While spike trains are obviously not band-limited, the theory of super-resolution tells us that perfect recovery of unknown spike locations and weights from low-pass Fourier transform measurements is possible provided that the minimum spacing, \(\Delta \), between spikes is not too small. Specifically, for a measurement cutoff frequency of \(f_c\), Donoho (SIAM J Math Anal 23(5):1303–1331, 1992) showed that exact recovery is possible if the spikes (on \(\mathbb {R}\)) lie on a lattice and \(\Delta > 1/f_c\), but does not specify a corresponding recovery method. Candès and Fernandez-Granda (Commun Pure Appl Math 67(6):906–956, 2014; Inform Inference 5(3):251–303, 2016) provide a convex programming method for the recovery of periodic spike trains (i.e., spike trains on the torus \(\mathbb {T}\)), which succeeds provably if \(\Delta > 2/f_c\) and \(f_c \ge 128\) or if \(\Delta > 1.26/f_c\) and \(f_c \ge 10^3\), and does not need the spikes within the fundamental period to lie on a lattice.
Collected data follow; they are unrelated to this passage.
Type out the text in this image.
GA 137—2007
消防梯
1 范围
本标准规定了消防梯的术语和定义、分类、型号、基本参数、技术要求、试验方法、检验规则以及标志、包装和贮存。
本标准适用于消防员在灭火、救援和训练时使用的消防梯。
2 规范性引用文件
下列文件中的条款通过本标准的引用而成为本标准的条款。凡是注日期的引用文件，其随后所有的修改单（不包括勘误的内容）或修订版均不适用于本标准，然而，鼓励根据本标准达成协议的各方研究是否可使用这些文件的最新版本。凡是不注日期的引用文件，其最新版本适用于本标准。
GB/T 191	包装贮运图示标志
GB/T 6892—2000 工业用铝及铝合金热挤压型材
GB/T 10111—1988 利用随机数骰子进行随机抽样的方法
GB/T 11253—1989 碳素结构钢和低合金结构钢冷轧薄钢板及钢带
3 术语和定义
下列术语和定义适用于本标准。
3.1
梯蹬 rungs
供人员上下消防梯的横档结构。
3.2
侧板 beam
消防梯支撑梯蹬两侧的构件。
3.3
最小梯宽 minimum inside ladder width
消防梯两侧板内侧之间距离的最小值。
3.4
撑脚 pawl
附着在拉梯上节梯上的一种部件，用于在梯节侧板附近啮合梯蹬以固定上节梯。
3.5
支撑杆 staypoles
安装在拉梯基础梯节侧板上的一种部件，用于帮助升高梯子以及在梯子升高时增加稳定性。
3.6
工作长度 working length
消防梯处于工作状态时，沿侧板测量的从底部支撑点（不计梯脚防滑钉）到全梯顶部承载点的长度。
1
In this paper, we develop a theory of super-resolution from short-time Fourier transform (STFT) measurements. Specifically, we present a recovery method similar in spirit to the one in Candès and Fernandez-Granda (2014) for pure Fourier measurements. For a STFT Gaussian window function of width \(\sigma = 1/(4f_c)\) this method succeeds provably if \(\Delta > 1/f_c\), without restrictions on \(f_c\). Our theory is based on a measure-theoretic formulation of the recovery problem, which leads to considerable generality in the sense of the results being grid-free and applying to spike trains on both \(\mathbb {R}\) and \(\mathbb {T}\). The case of spike trains on \(\mathbb {R}\) comes with significant technical challenges. For recovery of spike trains on \(\mathbb {T}\) we prove that the correct solution can be approximated—in weak-* topology—by solving a sequence of finite-dimensional convex programming problems.